Ce qu'il FAUT RETENIR:

En l'absence de procès-verbal de carence, tout salarié pourra engager la responsabilité civile de l'employeur fautif et obtenir des dommages et intérêts, en raison du préjudice qu'il a nécessairement subi, tenant à la privation d'une possibilité de représentation et de défense de ses intérêts.

Les FAITS:

Un salarié est licencié pour faute grave pour avoir falsifié ses feuilles de décompte horaires et commis diverses malfaçons sur un chantier. Contestant l'existence d'une telle faute devant la juridiction prud'homale, il réclamait l'indemnisation correspondant à la nullité de son licenciement (il bénéficiait en effet de la protection légale applicable aux victimes d'un accident du travail, faute pour l'employeur d'avoir organisé une visite de reprise à l'issue de l'arrêt de travail), ainsi que des dommages-intérêts pour absence de mise en place des institutions représentatives du personnel.

Bien que les seuils d'effectif rendant obligatoire l'organisation des élections professionnelles soient atteints, l'employeur s'était en effet gardé d'agir en ce sens, et il ne fournissait d'ailleurs aucun procès-verbal de carence attestant d'une quelconque tentative de mise en place.

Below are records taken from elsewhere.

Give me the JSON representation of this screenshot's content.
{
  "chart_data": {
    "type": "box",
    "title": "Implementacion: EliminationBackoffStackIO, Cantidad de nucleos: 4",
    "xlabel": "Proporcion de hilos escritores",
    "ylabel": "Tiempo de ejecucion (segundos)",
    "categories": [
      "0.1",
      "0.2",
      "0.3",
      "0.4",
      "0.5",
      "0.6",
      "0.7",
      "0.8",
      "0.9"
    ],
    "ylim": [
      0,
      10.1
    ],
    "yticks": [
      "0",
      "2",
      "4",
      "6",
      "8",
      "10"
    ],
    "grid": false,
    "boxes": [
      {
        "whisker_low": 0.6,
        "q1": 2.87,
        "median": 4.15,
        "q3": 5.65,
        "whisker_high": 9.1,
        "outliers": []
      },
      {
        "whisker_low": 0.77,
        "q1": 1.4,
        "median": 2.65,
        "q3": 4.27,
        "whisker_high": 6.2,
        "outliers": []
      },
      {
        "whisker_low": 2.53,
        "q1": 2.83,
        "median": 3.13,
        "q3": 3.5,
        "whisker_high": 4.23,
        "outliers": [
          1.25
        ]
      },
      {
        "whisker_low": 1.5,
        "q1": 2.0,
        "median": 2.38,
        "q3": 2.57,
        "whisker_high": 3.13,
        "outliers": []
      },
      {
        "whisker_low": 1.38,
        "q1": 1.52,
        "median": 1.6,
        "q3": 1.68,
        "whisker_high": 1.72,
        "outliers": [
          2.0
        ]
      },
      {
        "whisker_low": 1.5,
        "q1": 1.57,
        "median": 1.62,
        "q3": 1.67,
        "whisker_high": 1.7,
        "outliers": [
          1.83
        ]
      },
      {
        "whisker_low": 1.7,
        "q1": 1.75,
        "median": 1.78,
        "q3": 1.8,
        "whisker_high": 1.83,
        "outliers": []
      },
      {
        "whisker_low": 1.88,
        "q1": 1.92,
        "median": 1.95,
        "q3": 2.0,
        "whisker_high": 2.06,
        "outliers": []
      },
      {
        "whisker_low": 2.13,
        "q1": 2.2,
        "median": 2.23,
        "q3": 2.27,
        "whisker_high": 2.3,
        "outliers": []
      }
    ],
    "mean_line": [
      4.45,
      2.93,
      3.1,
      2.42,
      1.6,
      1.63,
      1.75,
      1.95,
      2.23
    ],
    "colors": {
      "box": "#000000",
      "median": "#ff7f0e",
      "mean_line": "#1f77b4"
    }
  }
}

La cour d'appel a fait droit à la demande d'indemnisation liée à la nullité du licenciement. Elle a, en revanche, rejeté la demande portant sur l'indemnisation du défaut d'organisation des élections au motif que l'intéressé, « en tant que simple salarié, ne peut introduire des demandes relatives à la mise en place des institutions représentatives du personnel au sein de l'entreprise ».

POSITION de la Cour de cassation:

La Cour de cassation a censuré la dernière partie de l'arrêt et admis le droit de tout salarié d'engager la responsabilité civile de l'employeur (sur le fondement de l'article 1382 du Code civil), à raison de la carence fautive de ce dernier dans la mise en place des institutions représentatives.

Motif: « L'employeur qui, bien qu'il y soit légalement tenu, n'accomplit pas les diligences nécessaires à la mise en place d'institutions représentatives du personnel, sans qu'un procès-verbal de carence ait été établi, commet une faute qui cause nécessairement un préjudice aux salariés, privés ainsi d'une possibilité de représentation et de défense de leurs intérêts ».

(A noter: rien ne s'oppose d'ailleurs à ce qu'un salarié agisse en dehors de toute rupture de son contrat de travail.)